Australian investors could save up to $3.9 billion annually by switching to lower-cost ETFs from unlisted managed funds

Australian investors could save up to $3.9 billion annually by switching to lower-cost ETFs from unlisted managed funds

The Australian Exchange Traded Fund (ETF) market experienced a record-breaking year in 2024, after reaching $246.4 billion in size, with a new report from Global X revealing Australian investors could save up to $3.9 billion annually by switching to lower-cost ETFs from unlisted managed funds.

According to the latest Australian ETF Landscape H2 2024 report by Global X ETFs Australia, the 38.7% growth of the ETF market in 2024 was driven by a record $31 billion in net inflows.

“This growth was propelled by favourable market dynamics, and a notable shift of unlisted active funds transitioning into active ETFs. These factors demonstrate the rising appeal of ETFs as efficient and accessible investment vehicles and the increasing sophistication of the ETF market,” said Marc Jocum, Global X Senior Product and Investment Strategist.

The Global X report reveals most ETF flows are going into lower-cost ETFs, with nearly two-thirds directed to ETFs charging less than 0.25% p.a, while pricier ETFs have seen outflows, as the chart below shows.

“Since the first index fund was launched in 1976, indexing has saved global investors around $1 trillion, with ongoing annual savings estimated at US$150 to US$200 billion.

“Our analysis of fees paid by Australian investors in unlisted managed funds shows that switching to lower-cost ETFs could save investors up to $3.9 billion annually,” said Jocum.

“The migration to low-cost investing from expensive unlisted funds will likely continue in 2025 and beyond, with investors seeking cheaper vehicles to relatively poorly performing unlisted managed funds, with the majority of equities and fixed income active managers underperforming over the long term, and generally getting worse with time.

“The most recent research from S&P Dow Jones Indices, the SPIVA Australia Scorecard for the first half of 2024, found that around 90% of Australian equites managers underperformed over 10 years to 30 June 2024, and 88% underperformed over 15 years. Australians are increasingly unwilling to pay the high fees charged by active managers, especially as their performance continues to lag, which has ultimately led to fee compression in the broader industry.

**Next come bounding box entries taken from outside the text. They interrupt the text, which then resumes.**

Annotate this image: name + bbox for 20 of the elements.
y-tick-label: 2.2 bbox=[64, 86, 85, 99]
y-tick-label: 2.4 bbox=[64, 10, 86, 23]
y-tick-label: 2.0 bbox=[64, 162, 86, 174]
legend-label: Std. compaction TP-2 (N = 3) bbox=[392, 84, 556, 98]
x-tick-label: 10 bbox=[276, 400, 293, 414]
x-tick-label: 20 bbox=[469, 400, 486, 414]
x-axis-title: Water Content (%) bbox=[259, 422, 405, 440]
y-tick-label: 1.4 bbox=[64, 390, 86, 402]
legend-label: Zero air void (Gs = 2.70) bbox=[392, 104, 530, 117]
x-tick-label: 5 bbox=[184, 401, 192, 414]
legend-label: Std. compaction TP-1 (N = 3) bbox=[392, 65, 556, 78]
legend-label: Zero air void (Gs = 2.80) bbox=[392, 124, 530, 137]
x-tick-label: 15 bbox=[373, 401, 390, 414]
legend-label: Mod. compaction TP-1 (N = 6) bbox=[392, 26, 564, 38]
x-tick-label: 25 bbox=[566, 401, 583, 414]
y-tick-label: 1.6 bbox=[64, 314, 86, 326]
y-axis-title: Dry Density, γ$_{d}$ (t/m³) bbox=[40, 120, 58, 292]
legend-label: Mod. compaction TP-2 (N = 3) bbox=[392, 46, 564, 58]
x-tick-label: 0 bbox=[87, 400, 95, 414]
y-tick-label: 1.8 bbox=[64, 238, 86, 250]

“ETFs are attractive due to their low cost, transparent performance, they are very liquid and ease to use. As more capital shifts from managed funds to ETFs, total fees paid across the financial industry will likely decline, which is bad news for high-cost fund managers, but a win for investors. This trend underscores Australian investors’ fee sensitivity and the use of low-cost ETFs as key building blocks in investment portfolios,” he said.

“The ETF market has also reached a key milestone of a quarter of a trillion dollars in assets under management (AUM), boosted by the largest yearly increase of $69 billion in 2024. The Australian market has enjoyed a 10-year compound annual growth rate (CAGR) of 32.4% p.a. and we could see the ETF market reach more than $300 billion in AUM by the end of 2025.”